Amid fears the next administration would undermine LGBT rights, President-elect Donald Trump said he’s “fine” with the U.S. Supreme Court ruling in favor of same-sex marriage and believes it’s settled law.
Calling himself a “supporter” of LGBT people, Trump made the remarks during an interview on CBS’s “60 Minutes” on Sunday night after Leslie Stahl asked him about fears among LGBT people — as well as black people and Muslims — they’d face persecution with him as president.
Asked whether Trump supports marriage equality, Trump said his views are “irrelevant” because the Supreme Court has already rendered a decision on the issue.
“It’s irrelevant because it was already settled,” Trump said. “It’s law. It was settled in the Supreme Court. I mean it’s done.”
Pressed by Stahl on whether his judicial appointments would reverse the decision, Trump, who previously said he opposes same-sex marriage, said he’s now “fine” with the ruling.
“It’s done,” Trump said. “These cases have gone to the Supreme Court. They’ve been settled. And I’m fine with that.”
On the campaign trail, Trump said he doesn’t favor same-sex marriage and urged social conservatives to “trust” him on the issue. Trump also said he’d “strongly consider” appointing justices to the U.S. Supreme Court who would reverse the decision for marriage equality. However, he said he doesn’t support the idea of a U.S. constitutional amendment banning same-sex marriage.
In the same interview, Trump took a different approach to his view on Roe v. Wade, saying he’d appoint justices who are pro-life and “if it ever were overturned, it would go back to the states.”
Asked by Stahl what would happen if women weren’t able to obtain an abortion, Trump said “they’ll perhaps have to go, they’ll have to go to another state.”
“We’ll see what happens,” Trump said. “It’s got a long way to go, just so you understand. That has a long, long way to go.”
If Trump, as he has pledged, appoints conservatives in the mold of the late U.S. Associate Justice Antonin Scalia to the Supreme Court, he would have little capacity to convince the Supreme Court to abstain from reversing its decision on marriage equality. However, the confluence of events needed for the Supreme Court to revisit the issue and undo the ruling are unlikely to happen.
Stahl raised the issue of marriage equality with Trump in the context of questioning about the fears LGBT people feel about his administration. In response, Trump recalled he “mentioned them at the Republican National Convention.”
“Everybody said, ‘That was so great,'” Trump said. “I have been — you know, I’ve been — a supporter.”

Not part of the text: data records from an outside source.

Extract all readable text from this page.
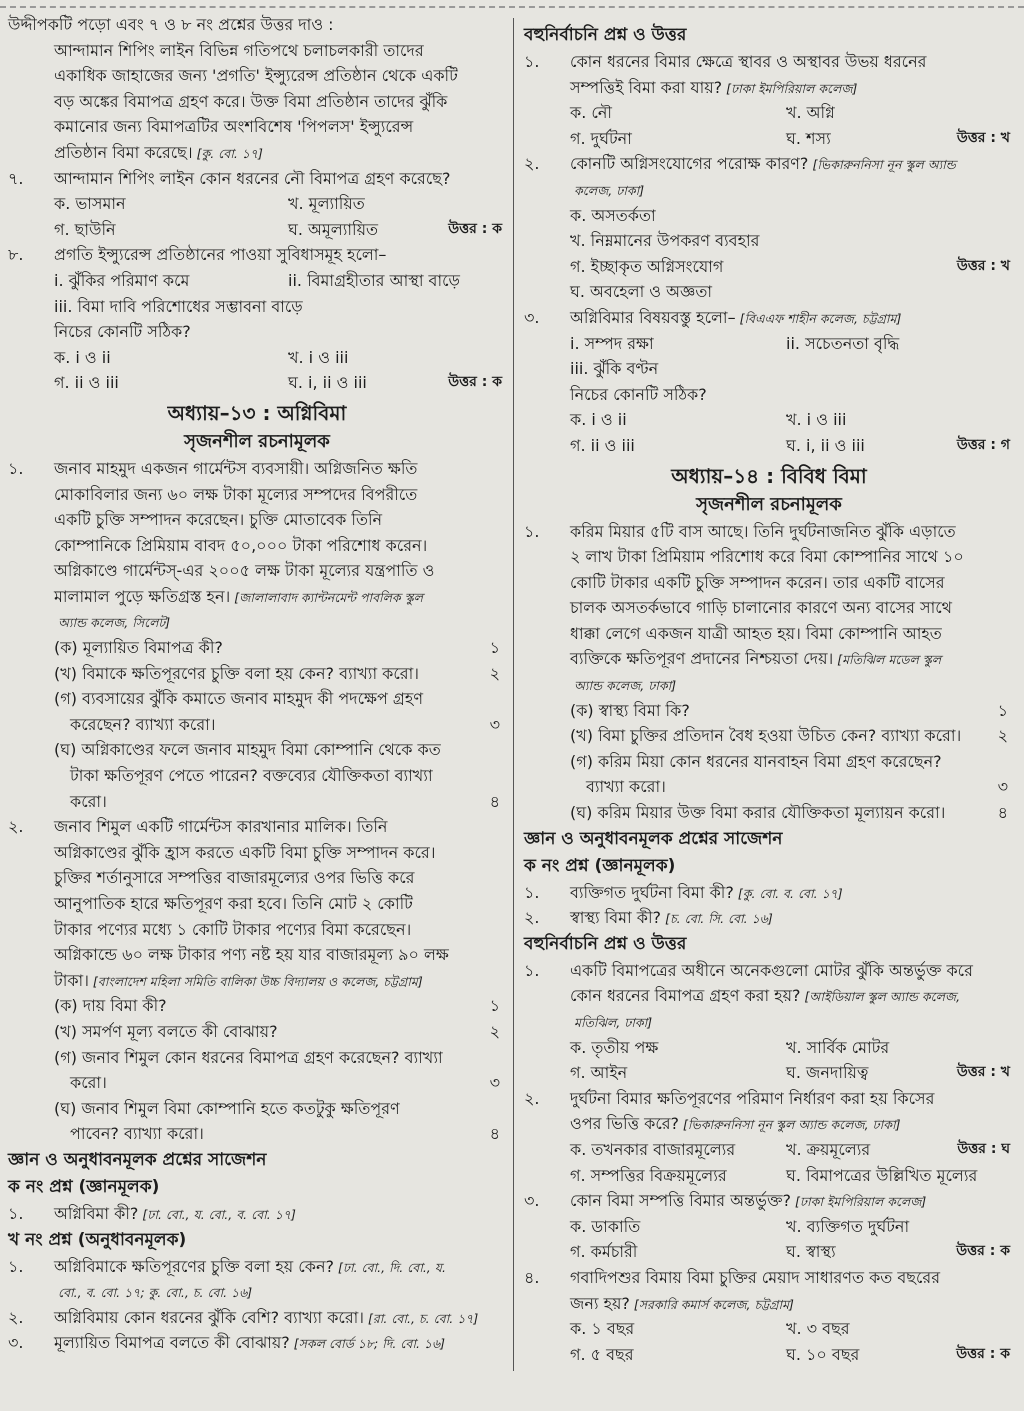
উদ্দীপকটি পড়ো এবং ৭ ও ৮ নং প্রশ্নের উত্তর দাও :
আন্দামান শিপিং লাইন বিভিন্ন গতিপথে চলাচলকারী তাদের
একাধিক জাহাজের জন্য 'প্রগতি' ইন্স্যুরেন্স প্রতিষ্ঠান থেকে একটি
বড় অঙ্কের বিমাপত্র গ্রহণ করে। উক্ত বিমা প্রতিষ্ঠান তাদের ঝুঁকি
কমানোর জন্য বিমাপত্রটির অংশবিশেষ 'পিপলস' ইন্স্যুরেন্স
প্রতিষ্ঠান বিমা করেছে। [কু. বো. ১৭]
৭. আন্দামান শিপিং লাইন কোন ধরনের নৌ বিমাপত্র গ্রহণ করেছে?
ক. ভাসমান	খ. মূল্যায়িত
গ. ছাউনি	ঘ. অমূল্যায়িত	উত্তর : ক
৮. প্রগতি ইন্স্যুরেন্স প্রতিষ্ঠানের পাওয়া সুবিধাসমূহ হলো–
i. ঝুঁকির পরিমাণ কমে	ii. বিমাগ্রহীতার আস্থা বাড়ে
iii. বিমা দাবি পরিশোধের সম্ভাবনা বাড়ে
নিচের কোনটি সঠিক?
ক. i ও ii	খ. i ও iii
গ. ii ও iii	ঘ. i, ii ও iii	উত্তর : ক
অধ্যায়–১৩ : অগ্নিবিমা
সৃজনশীল রচনামূলক
১. জনাব মাহমুদ একজন গার্মেন্টস ব্যবসায়ী। অগ্নিজনিত ক্ষতি
মোকাবিলার জন্য ৬০ লক্ষ টাকা মূল্যের সম্পদের বিপরীতে
একটি চুক্তি সম্পাদন করেছেন। চুক্তি মোতাবেক তিনি
কোম্পানিকে প্রিমিয়াম বাবদ ৫০,০০০ টাকা পরিশোধ করেন।
অগ্নিকাণ্ডে গার্মেন্টস্-এর ২০০৫ লক্ষ টাকা মূল্যের যন্ত্রপাতি ও
মালামাল পুড়ে ক্ষতিগ্রস্ত হন। [জালালাবাদ ক্যান্টনমেন্ট পাবলিক স্কুল
অ্যান্ড কলেজ, সিলেট]
(ক) মূল্যায়িত বিমাপত্র কী?	১
(খ) বিমাকে ক্ষতিপূরণের চুক্তি বলা হয় কেন? ব্যাখ্যা করো।	২
(গ) ব্যবসায়ের ঝুঁকি কমাতে জনাব মাহমুদ কী পদক্ষেপ গ্রহণ
করেছেন? ব্যাখ্যা করো।	৩
(ঘ) অগ্নিকাণ্ডের ফলে জনাব মাহমুদ বিমা কোম্পানি থেকে কত
টাকা ক্ষতিপূরণ পেতে পারেন? বক্তব্যের যৌক্তিকতা ব্যাখ্যা
করো।	৪
২. জনাব শিমুল একটি গার্মেন্টস কারখানার মালিক। তিনি
অগ্নিকাণ্ডের ঝুঁকি হ্রাস করতে একটি বিমা চুক্তি সম্পাদন করে।
চুক্তির শর্তানুসারে সম্পত্তির বাজারমূল্যের ওপর ভিত্তি করে
আনুপাতিক হারে ক্ষতিপূরণ করা হবে। তিনি মোট ২ কোটি
টাকার পণ্যের মধ্যে ১ কোটি টাকার পণ্যের বিমা করেছেন।
অগ্নিকান্ডে ৬০ লক্ষ টাকার পণ্য নষ্ট হয় যার বাজারমূল্য ৯০ লক্ষ
টাকা। [বাংলাদেশ মহিলা সমিতি বালিকা উচ্চ বিদ্যালয় ও কলেজ, চট্টগ্রাম]
(ক) দায় বিমা কী?	১
(খ) সমর্পণ মূল্য বলতে কী বোঝায়?	২
(গ) জনাব শিমুল কোন ধরনের বিমাপত্র গ্রহণ করেছেন? ব্যাখ্যা
করো।	৩
(ঘ) জনাব শিমুল বিমা কোম্পানি হতে কতটুকু ক্ষতিপূরণ
পাবেন? ব্যাখ্যা করো।	৪
জ্ঞান ও অনুধাবনমূলক প্রশ্নের সাজেশন
ক নং প্রশ্ন (জ্ঞানমূলক)
১. অগ্নিবিমা কী? [ঢা. বো., য. বো., ব. বো. ১৭]
খ নং প্রশ্ন (অনুধাবনমূলক)
১. অগ্নিবিমাকে ক্ষতিপূরণের চুক্তি বলা হয় কেন? [ঢা. বো., দি. বো., য.
বো., ব. বো. ১৭; কু. বো., চ. বো. ১৬]
২. অগ্নিবিমায় কোন ধরনের ঝুঁকি বেশি? ব্যাখ্যা করো। [রা. বো., চ. বো. ১৭]
৩. মূল্যায়িত বিমাপত্র বলতে কী বোঝায়? [সকল বোর্ড ১৮; দি. বো. ১৬]
বহুনির্বাচনি প্রশ্ন ও উত্তর
১. কোন ধরনের বিমার ক্ষেত্রে স্থাবর ও অস্থাবর উভয় ধরনের
সম্পত্তিই বিমা করা যায়? [ঢাকা ইমপিরিয়াল কলেজ]
ক. নৌ	খ. অগ্নি
গ. দুর্ঘটনা	ঘ. শস্য	উত্তর : খ
২. কোনটি অগ্নিসংযোগের পরোক্ষ কারণ? [ভিকারুননিসা নূন স্কুল অ্যান্ড
কলেজ, ঢাকা]
ক. অসতর্কতা
খ. নিম্নমানের উপকরণ ব্যবহার
গ. ইচ্ছাকৃত অগ্নিসংযোগ	উত্তর : খ
ঘ. অবহেলা ও অজ্ঞতা
৩. অগ্নিবিমার বিষয়বস্তু হলো– [বিএএফ শাহীন কলেজ, চট্টগ্রাম]
i. সম্পদ রক্ষা	ii. সচেতনতা বৃদ্ধি
iii. ঝুঁকি বণ্টন
নিচের কোনটি সঠিক?
ক. i ও ii	খ. i ও iii
গ. ii ও iii	ঘ. i, ii ও iii	উত্তর : গ
অধ্যায়–১৪ : বিবিধ বিমা
সৃজনশীল রচনামূলক
১. করিম মিয়ার ৫টি বাস আছে। তিনি দুর্ঘটনাজনিত ঝুঁকি এড়াতে
২ লাখ টাকা প্রিমিয়াম পরিশোধ করে বিমা কোম্পানির সাথে ১০
কোটি টাকার একটি চুক্তি সম্পাদন করেন। তার একটি বাসের
চালক অসতর্কভাবে গাড়ি চালানোর কারণে অন্য বাসের সাথে
ধাক্কা লেগে একজন যাত্রী আহত হয়। বিমা কোম্পানি আহত
ব্যক্তিকে ক্ষতিপূরণ প্রদানের নিশ্চয়তা দেয়। [মতিঝিল মডেল স্কুল
অ্যান্ড কলেজ, ঢাকা]
(ক) স্বাস্থ্য বিমা কি?	১
(খ) বিমা চুক্তির প্রতিদান বৈধ হওয়া উচিত কেন? ব্যাখ্যা করো। ২
(গ) করিম মিয়া কোন ধরনের যানবাহন বিমা গ্রহণ করেছেন?
ব্যাখ্যা করো।	৩
(ঘ) করিম মিয়ার উক্ত বিমা করার যৌক্তিকতা মূল্যায়ন করো।	৪
জ্ঞান ও অনুধাবনমূলক প্রশ্নের সাজেশন
ক নং প্রশ্ন (জ্ঞানমূলক)
১. ব্যক্তিগত দুর্ঘটনা বিমা কী? [কু. বো. ব. বো. ১৭]
২. স্বাস্থ্য বিমা কী? [চ. বো. সি. বো. ১৬]
বহুনির্বাচনি প্রশ্ন ও উত্তর
১. একটি বিমাপত্রের অধীনে অনেকগুলো মোটর ঝুঁকি অন্তর্ভুক্ত করে
কোন ধরনের বিমাপত্র গ্রহণ করা হয়? [আইডিয়াল স্কুল অ্যান্ড কলেজ,
মতিঝিল, ঢাকা]
ক. তৃতীয় পক্ষ	খ. সার্বিক মোটর
গ. আইন	ঘ. জনদায়িত্ব	উত্তর : খ
২. দুর্ঘটনা বিমার ক্ষতিপূরণের পরিমাণ নির্ধারণ করা হয় কিসের
ওপর ভিত্তি করে? [ভিকারুননিসা নূন স্কুল অ্যান্ড কলেজ, ঢাকা]
ক. তখনকার বাজারমূল্যের	খ. ক্রয়মূল্যের	উত্তর : ঘ
গ. সম্পত্তির বিক্রয়মূল্যের	ঘ. বিমাপত্রের উল্লিখিত মূল্যের
৩. কোন বিমা সম্পত্তি বিমার অন্তর্ভুক্ত? [ঢাকা ইমপিরিয়াল কলেজ]
ক. ডাকাতি	খ. ব্যক্তিগত দুর্ঘটনা
গ. কর্মচারী	ঘ. স্বাস্থ্য	উত্তর : ক
৪. গবাদিপশুর বিমায় বিমা চুক্তির মেয়াদ সাধারণত কত বছরের
জন্য হয়? [সরকারি কমার্স কলেজ, চট্টগ্রাম]
ক. ১ বছর	খ. ৩ বছর
গ. ৫ বছর	ঘ. ১০ বছর	উত্তর : ক
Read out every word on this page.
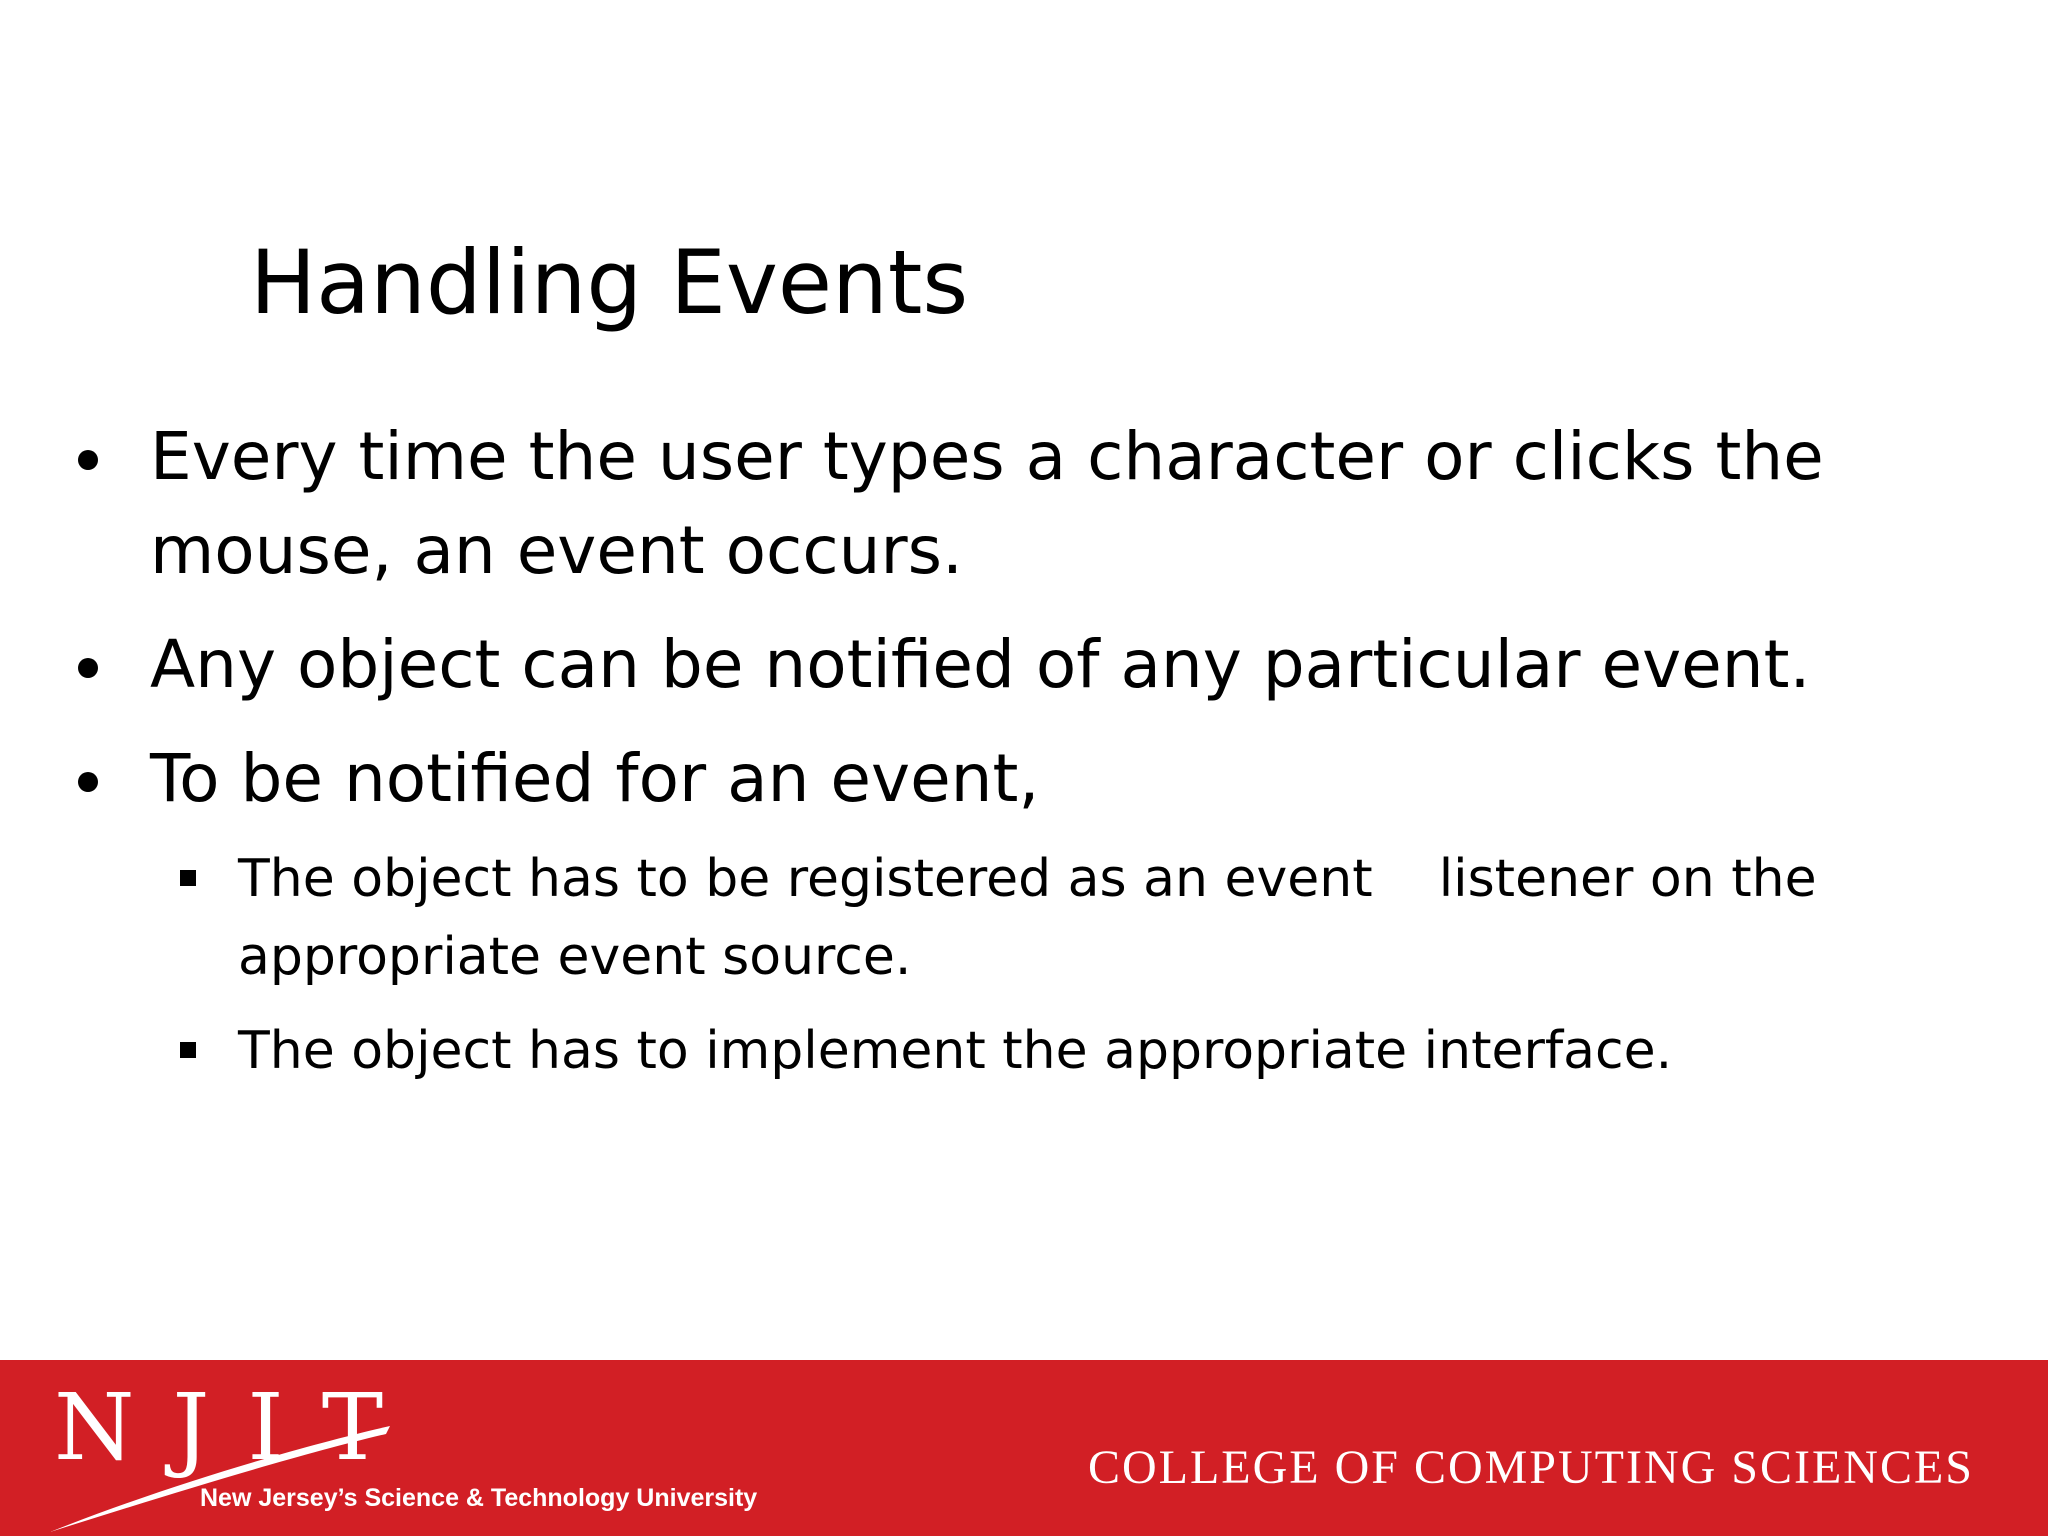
Handling Events
Every time the user types a character or clicks the mouse, an event occurs.
Any object can be notified of any particular event.
To be notified for an event,
The object has to be registered as an event    listener on the appropriate event source.
The object has to implement the appropriate interface.
NJIT
New Jersey’s Science & Technology University
COLLEGE OF COMPUTING SCIENCES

During his speech at the Republican National Convention he pledged to protect LGBT people from a foreign ideology, which marked the first time a Republican presidential nominee mentioned LGBT people in a positive way during an acceptance speech. Critics pounced on Trump for making the remarks without supporting LGBT rights.
Evan Wolfson, former president of the now closed LGBT group Freedom to Marry, said he’s “pleased to hear” Trump is “fine” with the Supreme Court ruling on marriage equality and believes the issue is settled law.
“This is one of many chances he has — and must take — to show the American people that he has credibility and that the administration he is assembling and actions they are preparing are not a threat to their families, their rights, and their place in this country,” Wolfson said. “Today he said the right thing, but actions speak louder than words — and as I wrote to Freedom to Marry’s supporters earlier this week, we must be as vigilant on this and the many other grave concerns his candidacy raised as we were in our successful and long work to win the freedom to marry in the court of public opinion and then the law.”
Wolfson added the “true test of his integrity in this answer” will be Trump’s appointments to the judiciary and the president-elect’s refusal to “greenlight efforts by any in his administration to carve licenses to discriminate into the law he today says he respects.”